Calculating this correlation coefficient is easy as pie.
And its much larger than the “one-line correlation”, going from \(0.62\) to \(0.85\). But we can’t calculate it without knowing \(Z\)!
So, we know the joint distribution of \((x,y)\), and nothing more. How can think about the “two-lines correlation”? I can only think of one reasonable way to solve the problem. We need to find lower and upper bounds for \(\operatorname{Cor}(X,Y;Z)\). Because we might not know \(Z\), but maybe we can find bounds for the correlation \(\operatorname{Cor}(X,Y;Z)\) that we could have calculate had we known \(Z\).
I can’t think of an efficient way to calculate upper bounds, but the lower bound is simple enough (in the case when the correlation is positive): It equals \(\operatorname{Cor}(X,Y)\). When dealing with estimation problems, a reasonable estimator of the upper bound would be to make every possible split of the data into into two categories (according to z)

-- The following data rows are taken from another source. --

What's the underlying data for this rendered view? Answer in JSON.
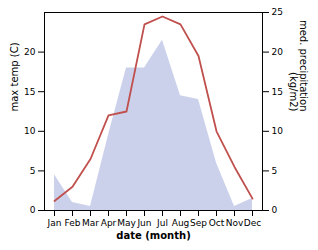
{
  "chart_data": {
    "type": "line",
    "categories": [
      "Jan",
      "Feb",
      "Mar",
      "Apr",
      "May",
      "Jun",
      "Jul",
      "Aug",
      "Sep",
      "Oct",
      "Nov",
      "Dec"
    ],
    "series": [
      {
        "type": "area",
        "axis": "y2",
        "color": "#c5cce8",
        "values": [
          4.5,
          1.0,
          0.5,
          9.5,
          18.0,
          18.0,
          21.5,
          14.5,
          14.0,
          6.0,
          0.5,
          1.5
        ]
      },
      {
        "type": "line",
        "color": "#c0504d",
        "values": [
          1.2,
          3.0,
          6.5,
          12.0,
          12.5,
          23.5,
          24.5,
          23.5,
          19.5,
          10.0,
          5.5,
          1.5
        ]
      }
    ],
    "xlabel": "date (month)",
    "ylabel": "max temp (C)",
    "y2label": "med. precipitation\n(kg/m2)",
    "ylim": [
      0,
      25
    ],
    "yticks": [
      0,
      5,
      10,
      15,
      20
    ],
    "y2lim": [
      0,
      25
    ],
    "y2ticks": [
      0,
      5,
      10,
      15,
      20,
      25
    ],
    "grid": false
  }
}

and fit the regression model y ~ x + z.
But that would be \(2^n\) combinations, which is obviously intractable for large \(n\). It might be possible to find exact algorithms that aren’t exponential in time, indeed, I would expect it, but I can’t justify spending more time on this problem.
However, consider the following data
Since \(2^{15}= 32768\) we don’t need to fit that many linear regressions to estimate the upper correlation bound in this case.
n <- 15
x <- mtcars$drat[1:n]
y <- mtcars$wt[1:n]
n <- length(x)
mat <- cbind(1, x, 0)
minimum = Inf
for(k in seq(0:n)) {
icomb <- arrangements::icombinations(n, k)
choose(n, k)
for(i in seq(choose(n, k))) {
indices <- icomb$getnext()
mat[, 3] <- 0
mat[indices, 3] <- 1
mod <- lm.fit(mat, y)
current <- sum(mod$residuals^2)
if (current < minimum) {
minimum = current
z = indices
coef <- mod$coefficients
}
}
}
cor2 <- sqrt(1 - minimum/sum((y - mean(y))^2)) * sign(coef[2])
cor1 <- cor(x, y)
From the code above we find that lower and upper bounds for the two lines correlation:
Let’s also have a look at the classification of points that maximizes this correlation.
The two lines correlation for this optimal classification equals the lower bound above.